Effect of the addition of unlabeled BA on the levels of free t-CA, BA, and SA (A) and on the specific radioactivities associated to the free forms of t-CA, BA, and SA (B) after labeling with [¹⁴C]t-CA. BY-2 tobacco cells were treated simultaneously for 12 h with 50 nm β-megaspermin and 10 μm piperonylic acid in presence (white bars) or in absence (black bars) of 100 μm unlabeled BA. [¹⁴C]t-CA (2.2 μmol, 4.5 mCi mmol⁻¹) was added during the last hour of elicitation. a and b correspond to the results of two independent experiments.

Figure 6

Identification of benzoyl-Glc in elicited BY tobacco cells.
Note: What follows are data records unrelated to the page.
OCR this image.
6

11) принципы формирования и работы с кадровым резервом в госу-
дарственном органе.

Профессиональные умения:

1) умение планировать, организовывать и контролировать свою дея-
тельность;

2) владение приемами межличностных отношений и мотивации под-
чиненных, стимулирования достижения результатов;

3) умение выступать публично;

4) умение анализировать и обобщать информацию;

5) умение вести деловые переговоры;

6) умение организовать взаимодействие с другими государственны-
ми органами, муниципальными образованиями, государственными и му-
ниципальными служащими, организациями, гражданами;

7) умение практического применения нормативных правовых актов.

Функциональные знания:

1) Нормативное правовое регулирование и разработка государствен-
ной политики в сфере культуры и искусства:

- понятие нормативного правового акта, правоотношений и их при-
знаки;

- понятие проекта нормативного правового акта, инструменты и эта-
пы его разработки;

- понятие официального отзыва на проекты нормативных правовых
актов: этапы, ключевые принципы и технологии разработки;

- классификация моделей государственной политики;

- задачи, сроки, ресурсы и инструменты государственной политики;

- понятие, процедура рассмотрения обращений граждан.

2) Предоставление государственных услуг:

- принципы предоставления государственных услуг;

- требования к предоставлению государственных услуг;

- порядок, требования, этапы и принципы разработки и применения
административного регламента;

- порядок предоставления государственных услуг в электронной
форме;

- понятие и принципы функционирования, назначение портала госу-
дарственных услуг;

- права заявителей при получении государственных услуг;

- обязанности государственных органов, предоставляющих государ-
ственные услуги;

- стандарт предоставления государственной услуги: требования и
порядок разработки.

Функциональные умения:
Cell cultures were treated simultaneously with 50 nm β-megaspermin and 10 μm piperonylic acid for 12 h. [¹⁴C]t-CA (2.2 μmol, 4.5 mCi mmol⁻¹) was added during the last hour of elicitation. Methanolic extract of elicited cells was separated by TLC and further purified by HPLC (see “Material and Methods”). A, HPLC profile of the benzoyl-Glc fraction separated by TLC. Peak 1 was identified as benzoyl-Glc on the basis of its retention time and its UV spectrum. B, HPLC profile of the peak 1 after hydrolysis with β-glucosidase from almond. The aglycon was identified as free BA on the basis of its retention time and its UV spectrum.

Figure 7

Proposed pathways of SA biosynthesis in tobacco involving CoA thioesters or Glc esters. Radioisotope dilution experiments indicate that free BA is not the major intermediate of SA biosynthesis. The metabolic pathway to SA may therefore proceed via conjugated forms of BA. In the branch involving Glc esters, salicyloyl-Glc ester might represent a biosynthetic intermediate, whereas SA glucoside would be a storage form. GTase: glucosyltransferase (UDP-Glc:cinnamic acid glucosyltransferase).